TL’nin Cazibesinin Azalma Nedenleri
Raporda, TL’nin cazibesinin azalmasının sebepleri dört ana başlık altında sıralandı:
- 1. Döviz Rezervlerindeki Azalma: TCMB’nin döviz rezervleri, Mart ayından bu yana yaptığı yoğun müdahaleler sonucunda önemli ölçüde zayıfladı. Bu durum, lira üzerinde yeni bir baskı oluşması halinde daha fazla döviz satışı için gerekli olan fonların sınırlı kalmasına yol açabilir.
- 2. Kademeli Dolarizasyon Eğilimi: Ocak ayından bu yana devam eden kademeli dolarizasyon eğilimi, Türkiye’de yerleşik kişilerin liraya olan güveninin, Mart ayındaki lira dalgalanması ve Nisan ayındaki ABD gümrük vergisi şokundan önce bile zayıflamış olabileceğini düşündürüyor. Daha güçlü bir dolarizasyon hamlesi, döviz rezervi satışları veya karşı önlem olarak daha sıkı para politikası gerektirebilir, bu da TCMB’nin eylem seçeneklerini kısıtlayarak iç ekonomi üzerinde baskı oluşturabilir.
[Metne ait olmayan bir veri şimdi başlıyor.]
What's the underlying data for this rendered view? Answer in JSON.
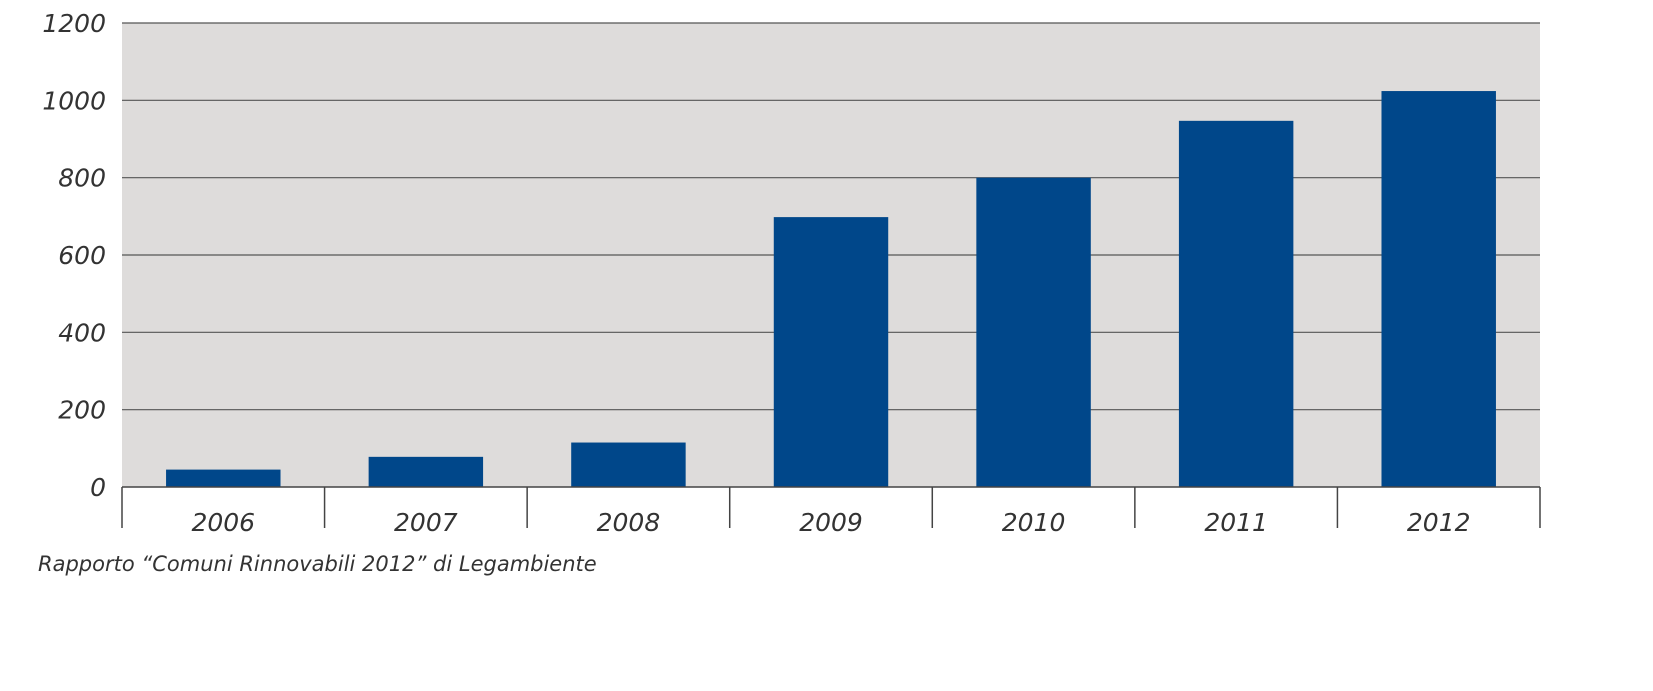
{
  "colors": {
    "plot_background": "#dedcdb",
    "bar": "#00478a",
    "gridline": "#555555",
    "axis": "#444444",
    "text": "#333333"
  },
  "chart_data": {
    "type": "bar",
    "title": "",
    "xlabel": "",
    "ylabel": "",
    "categories": [
      "2006",
      "2007",
      "2008",
      "2009",
      "2010",
      "2011",
      "2012"
    ],
    "values": [
      45,
      78,
      115,
      698,
      800,
      947,
      1024
    ],
    "ylim": [
      0,
      1200
    ],
    "yticks": [
      0,
      200,
      400,
      600,
      800,
      1000,
      1200
    ],
    "grid": true,
    "legend": "none"
  },
  "source_note": "Rapporto “Comuni Rinnovabili 2012” di Legambiente"
}
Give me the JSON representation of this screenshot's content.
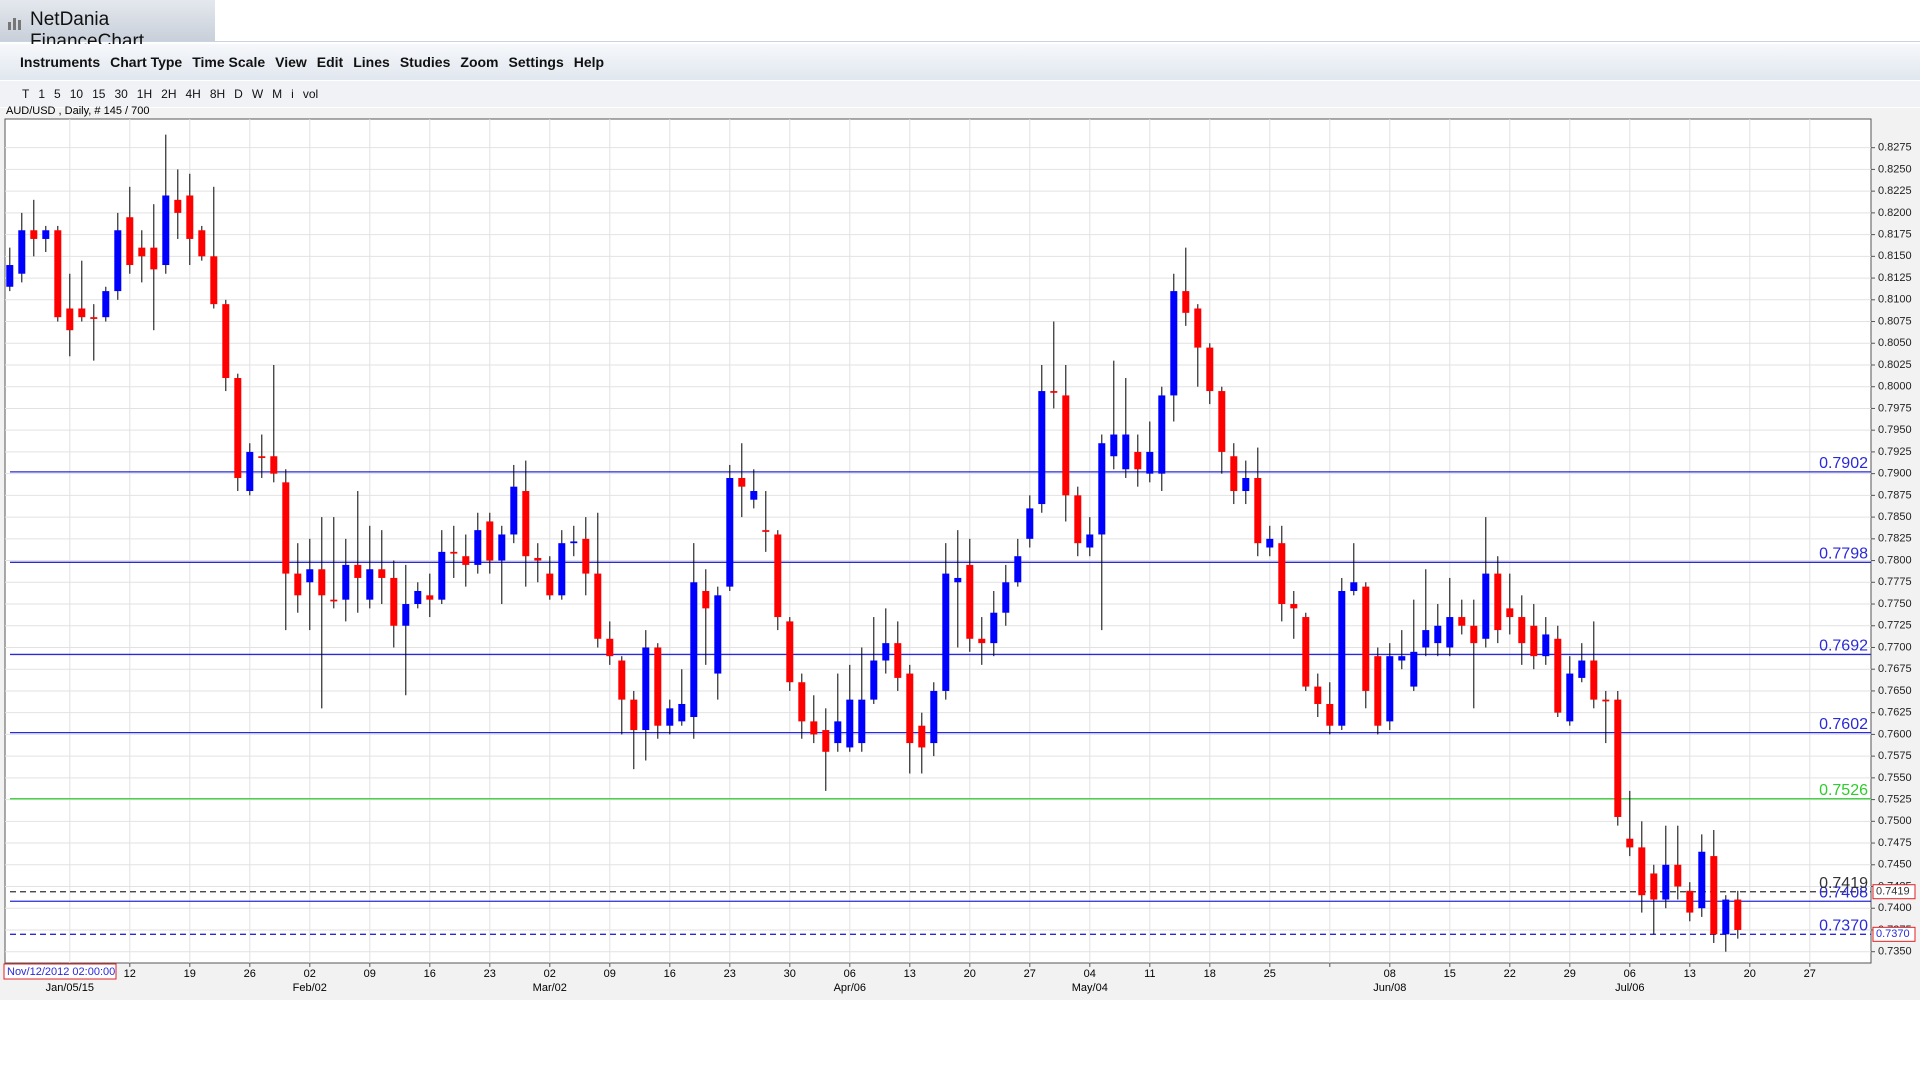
{
  "window_title": "NetDania FinanceChart",
  "menu": [
    "Instruments",
    "Chart Type",
    "Time Scale",
    "View",
    "Edit",
    "Lines",
    "Studies",
    "Zoom",
    "Settings",
    "Help"
  ],
  "toolbar": [
    "T",
    "1",
    "5",
    "10",
    "15",
    "30",
    "1H",
    "2H",
    "4H",
    "8H",
    "D",
    "W",
    "M",
    "i",
    "vol"
  ],
  "chart_data": {
    "type": "candlestick",
    "title": "AUD/USD , Daily, # 145 / 700",
    "cursor_label": "Nov/12/2012 02:00:00",
    "up_color": "#0000ff",
    "down_color": "#ff0000",
    "ylim": [
      0.7337,
      0.8308
    ],
    "yticks": [
      {
        "value": 0.735,
        "label": "0.7350"
      },
      0.7375,
      {
        "value": 0.74,
        "label": "0.7400"
      },
      0.7425,
      {
        "value": 0.745,
        "label": "0.7450"
      },
      0.7475,
      {
        "value": 0.75,
        "label": "0.7500"
      },
      0.7525,
      {
        "value": 0.755,
        "label": "0.7550"
      },
      0.7575,
      {
        "value": 0.76,
        "label": "0.7600"
      },
      0.7625,
      {
        "value": 0.765,
        "label": "0.7650"
      },
      0.7675,
      {
        "value": 0.77,
        "label": "0.7700"
      },
      0.7725,
      {
        "value": 0.775,
        "label": "0.7750"
      },
      0.7775,
      {
        "value": 0.78,
        "label": "0.7800"
      },
      0.7825,
      {
        "value": 0.785,
        "label": "0.7850"
      },
      0.7875,
      {
        "value": 0.79,
        "label": "0.7900"
      },
      0.7925,
      {
        "value": 0.795,
        "label": "0.7950"
      },
      0.7975,
      {
        "value": 0.8,
        "label": "0.8000"
      },
      0.8025,
      {
        "value": 0.805,
        "label": "0.8050"
      },
      0.8075,
      {
        "value": 0.81,
        "label": "0.8100"
      },
      0.8125,
      {
        "value": 0.815,
        "label": "0.8150"
      },
      0.8175,
      {
        "value": 0.82,
        "label": "0.8200"
      },
      0.8225,
      {
        "value": 0.825,
        "label": "0.8250"
      },
      0.8275
    ],
    "week_labels": [
      null,
      "12",
      "19",
      "26",
      "02",
      "09",
      "16",
      "23",
      "02",
      "09",
      "16",
      "23",
      "30",
      "06",
      "13",
      "20",
      "27",
      "04",
      "11",
      "18",
      "25",
      null,
      "08",
      "15",
      "22",
      "29",
      "06",
      "13",
      "20",
      "27"
    ],
    "month_labels": [
      "Jan/05/15",
      null,
      null,
      null,
      "Feb/02",
      null,
      null,
      null,
      "Mar/02",
      null,
      null,
      null,
      null,
      "Apr/06",
      null,
      null,
      null,
      "May/04",
      null,
      null,
      null,
      null,
      "Jun/08",
      null,
      null,
      null,
      "Jul/06",
      null,
      null,
      null
    ],
    "levels": [
      {
        "value": 0.7902,
        "label": "0.7902",
        "color": "#2a2ad8",
        "style": "solid"
      },
      {
        "value": 0.7798,
        "label": "0.7798",
        "color": "#2a2ad8",
        "style": "solid"
      },
      {
        "value": 0.7692,
        "label": "0.7692",
        "color": "#2a2ad8",
        "style": "solid"
      },
      {
        "value": 0.7602,
        "label": "0.7602",
        "color": "#2a2ad8",
        "style": "solid"
      },
      {
        "value": 0.7526,
        "label": "0.7526",
        "color": "#2ecc2e",
        "style": "solid"
      },
      {
        "value": 0.7408,
        "label": "0.7408",
        "color": "#2a2ad8",
        "style": "solid"
      },
      {
        "value": 0.7419,
        "label": "0.7419",
        "color": "#333333",
        "style": "dashed"
      },
      {
        "value": 0.737,
        "label": "0.7370",
        "color": "#2a2ad8",
        "style": "dashed"
      }
    ],
    "open": [
      0.8115,
      0.813,
      0.818,
      0.817,
      0.818,
      0.809,
      0.809,
      0.808,
      0.808,
      0.811,
      0.8195,
      0.816,
      0.816,
      0.814,
      0.8215,
      0.822,
      0.818,
      0.815,
      0.8095,
      0.801,
      0.788,
      0.792,
      0.792,
      0.789,
      0.7785,
      0.7775,
      0.779,
      0.7755,
      0.7755,
      0.7795,
      0.7755,
      0.779,
      0.778,
      0.7725,
      0.775,
      0.776,
      0.7755,
      0.781,
      0.7805,
      0.7795,
      0.7845,
      0.78,
      0.783,
      0.788,
      0.7803,
      0.7785,
      0.776,
      0.782,
      0.7825,
      0.7785,
      0.771,
      0.7685,
      0.764,
      0.7605,
      0.77,
      0.761,
      0.7615,
      0.762,
      0.7765,
      0.767,
      0.777,
      0.7895,
      0.787,
      0.7835,
      0.783,
      0.773,
      0.766,
      0.7615,
      0.7605,
      0.759,
      0.7585,
      0.759,
      0.764,
      0.7685,
      0.7705,
      0.767,
      0.761,
      0.759,
      0.765,
      0.7775,
      0.7795,
      0.771,
      0.7705,
      0.774,
      0.7775,
      0.7825,
      0.7865,
      0.7995,
      0.799,
      0.7875,
      0.7815,
      0.783,
      0.792,
      0.7905,
      0.7925,
      0.79,
      0.79,
      0.799,
      0.811,
      0.809,
      0.8045,
      0.7995,
      0.792,
      0.788,
      0.7895,
      0.7815,
      0.782,
      0.775,
      0.7735,
      0.7655,
      0.7635,
      0.761,
      0.7765,
      0.777,
      0.769,
      0.7615,
      0.7685,
      0.7655,
      0.77,
      0.7705,
      0.77,
      0.7735,
      0.7725,
      0.771,
      0.7785,
      0.7745,
      0.7735,
      0.7725,
      0.769,
      0.771,
      0.7615,
      0.7665,
      0.7685,
      0.764,
      0.764,
      0.748,
      0.747,
      0.744,
      0.741,
      0.745,
      0.742,
      0.74,
      0.746,
      0.737,
      0.741
    ],
    "high": [
      0.816,
      0.82,
      0.8215,
      0.8185,
      0.8185,
      0.813,
      0.8145,
      0.8095,
      0.8115,
      0.82,
      0.823,
      0.818,
      0.821,
      0.829,
      0.825,
      0.8245,
      0.8185,
      0.823,
      0.81,
      0.8015,
      0.7935,
      0.7945,
      0.8025,
      0.7905,
      0.782,
      0.7825,
      0.785,
      0.785,
      0.7825,
      0.788,
      0.784,
      0.7835,
      0.78,
      0.7795,
      0.7775,
      0.7785,
      0.7835,
      0.784,
      0.783,
      0.7855,
      0.7855,
      0.784,
      0.791,
      0.7915,
      0.782,
      0.7805,
      0.7835,
      0.784,
      0.785,
      0.7855,
      0.773,
      0.769,
      0.765,
      0.772,
      0.7705,
      0.764,
      0.7675,
      0.782,
      0.779,
      0.777,
      0.791,
      0.7935,
      0.7905,
      0.788,
      0.7835,
      0.7735,
      0.767,
      0.7645,
      0.763,
      0.767,
      0.768,
      0.77,
      0.7735,
      0.7745,
      0.773,
      0.768,
      0.7625,
      0.766,
      0.782,
      0.7835,
      0.7825,
      0.7735,
      0.7765,
      0.7795,
      0.7825,
      0.7875,
      0.8025,
      0.8075,
      0.8025,
      0.7885,
      0.785,
      0.7945,
      0.803,
      0.801,
      0.7945,
      0.796,
      0.8,
      0.813,
      0.816,
      0.8095,
      0.805,
      0.8,
      0.7935,
      0.7915,
      0.793,
      0.784,
      0.784,
      0.7765,
      0.774,
      0.767,
      0.766,
      0.778,
      0.782,
      0.7775,
      0.77,
      0.7705,
      0.772,
      0.7755,
      0.779,
      0.775,
      0.778,
      0.7755,
      0.7755,
      0.785,
      0.7805,
      0.7785,
      0.776,
      0.775,
      0.7735,
      0.7725,
      0.769,
      0.7705,
      0.773,
      0.765,
      0.765,
      0.7535,
      0.75,
      0.745,
      0.7495,
      0.7495,
      0.743,
      0.7485,
      0.749,
      0.7415,
      0.742
    ],
    "low": [
      0.811,
      0.812,
      0.815,
      0.8155,
      0.8075,
      0.8035,
      0.8075,
      0.803,
      0.8075,
      0.81,
      0.813,
      0.812,
      0.8065,
      0.813,
      0.817,
      0.814,
      0.8145,
      0.809,
      0.7995,
      0.788,
      0.7875,
      0.7895,
      0.789,
      0.772,
      0.774,
      0.772,
      0.763,
      0.7745,
      0.773,
      0.774,
      0.7745,
      0.775,
      0.77,
      0.7645,
      0.7745,
      0.7735,
      0.775,
      0.778,
      0.777,
      0.7785,
      0.7785,
      0.775,
      0.782,
      0.777,
      0.7775,
      0.7755,
      0.7755,
      0.7805,
      0.776,
      0.77,
      0.768,
      0.76,
      0.756,
      0.757,
      0.7595,
      0.76,
      0.761,
      0.7595,
      0.768,
      0.764,
      0.7765,
      0.785,
      0.786,
      0.781,
      0.772,
      0.765,
      0.7595,
      0.759,
      0.7535,
      0.758,
      0.758,
      0.758,
      0.7635,
      0.767,
      0.765,
      0.7555,
      0.7555,
      0.7575,
      0.764,
      0.77,
      0.7695,
      0.768,
      0.769,
      0.7725,
      0.777,
      0.7815,
      0.7855,
      0.7975,
      0.7845,
      0.7805,
      0.7805,
      0.772,
      0.7905,
      0.7895,
      0.7885,
      0.789,
      0.788,
      0.796,
      0.807,
      0.8,
      0.798,
      0.79,
      0.7865,
      0.7865,
      0.7805,
      0.7805,
      0.773,
      0.771,
      0.765,
      0.762,
      0.76,
      0.7605,
      0.776,
      0.763,
      0.76,
      0.7605,
      0.7675,
      0.765,
      0.769,
      0.769,
      0.769,
      0.7715,
      0.763,
      0.77,
      0.7705,
      0.7715,
      0.768,
      0.7675,
      0.768,
      0.762,
      0.761,
      0.766,
      0.763,
      0.759,
      0.7495,
      0.746,
      0.7395,
      0.737,
      0.74,
      0.741,
      0.7385,
      0.739,
      0.736,
      0.735,
      0.7365
    ],
    "close": [
      0.814,
      0.818,
      0.817,
      0.818,
      0.808,
      0.8065,
      0.808,
      0.8078,
      0.811,
      0.818,
      0.814,
      0.815,
      0.8135,
      0.822,
      0.82,
      0.817,
      0.815,
      0.8095,
      0.801,
      0.7895,
      0.7925,
      0.7918,
      0.79,
      0.7785,
      0.776,
      0.779,
      0.776,
      0.7753,
      0.7795,
      0.778,
      0.779,
      0.778,
      0.7725,
      0.775,
      0.7765,
      0.7755,
      0.781,
      0.7808,
      0.7795,
      0.7835,
      0.78,
      0.783,
      0.7885,
      0.7805,
      0.78,
      0.776,
      0.782,
      0.7822,
      0.7785,
      0.771,
      0.769,
      0.764,
      0.7605,
      0.77,
      0.761,
      0.763,
      0.7635,
      0.7775,
      0.7745,
      0.776,
      0.7895,
      0.7885,
      0.788,
      0.7833,
      0.7735,
      0.766,
      0.7615,
      0.76,
      0.758,
      0.7615,
      0.764,
      0.764,
      0.7685,
      0.7705,
      0.7665,
      0.759,
      0.7585,
      0.765,
      0.7785,
      0.778,
      0.771,
      0.7705,
      0.774,
      0.7775,
      0.7805,
      0.786,
      0.7995,
      0.7993,
      0.7875,
      0.782,
      0.783,
      0.7935,
      0.7945,
      0.7945,
      0.7905,
      0.7925,
      0.799,
      0.811,
      0.8085,
      0.8045,
      0.7995,
      0.7925,
      0.788,
      0.7895,
      0.782,
      0.7825,
      0.775,
      0.7745,
      0.7655,
      0.7635,
      0.761,
      0.7765,
      0.7775,
      0.765,
      0.761,
      0.769,
      0.769,
      0.7695,
      0.772,
      0.7725,
      0.7735,
      0.7725,
      0.7705,
      0.7785,
      0.772,
      0.7735,
      0.7705,
      0.769,
      0.7715,
      0.7625,
      0.767,
      0.7685,
      0.764,
      0.7638,
      0.7505,
      0.747,
      0.7415,
      0.741,
      0.745,
      0.7425,
      0.7395,
      0.7465,
      0.737,
      0.741,
      0.7375
    ]
  }
}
- 3. Kamuoyu Desteğindeki Azalma: Enflasyonla mücadelede kaydedilen ilerlemenin zaman alması ve ekonomik faaliyetlerdeki baskı, mevcut makroekonomik politikalara yönelik kamuoyu desteğinin azalmasına neden olabilir.
- 4. Siyasi Belirsizlikler: Piyasalar, iç siyasi dinamikler konusunda temkinli bir tutum sergilemeye devam ediyor. İktidar ve muhalefet partileri arasındaki çekişmeli zemin, Türk varlıklarının fiyatlanan risk primlerinde daha fazla artışa neden olabilir.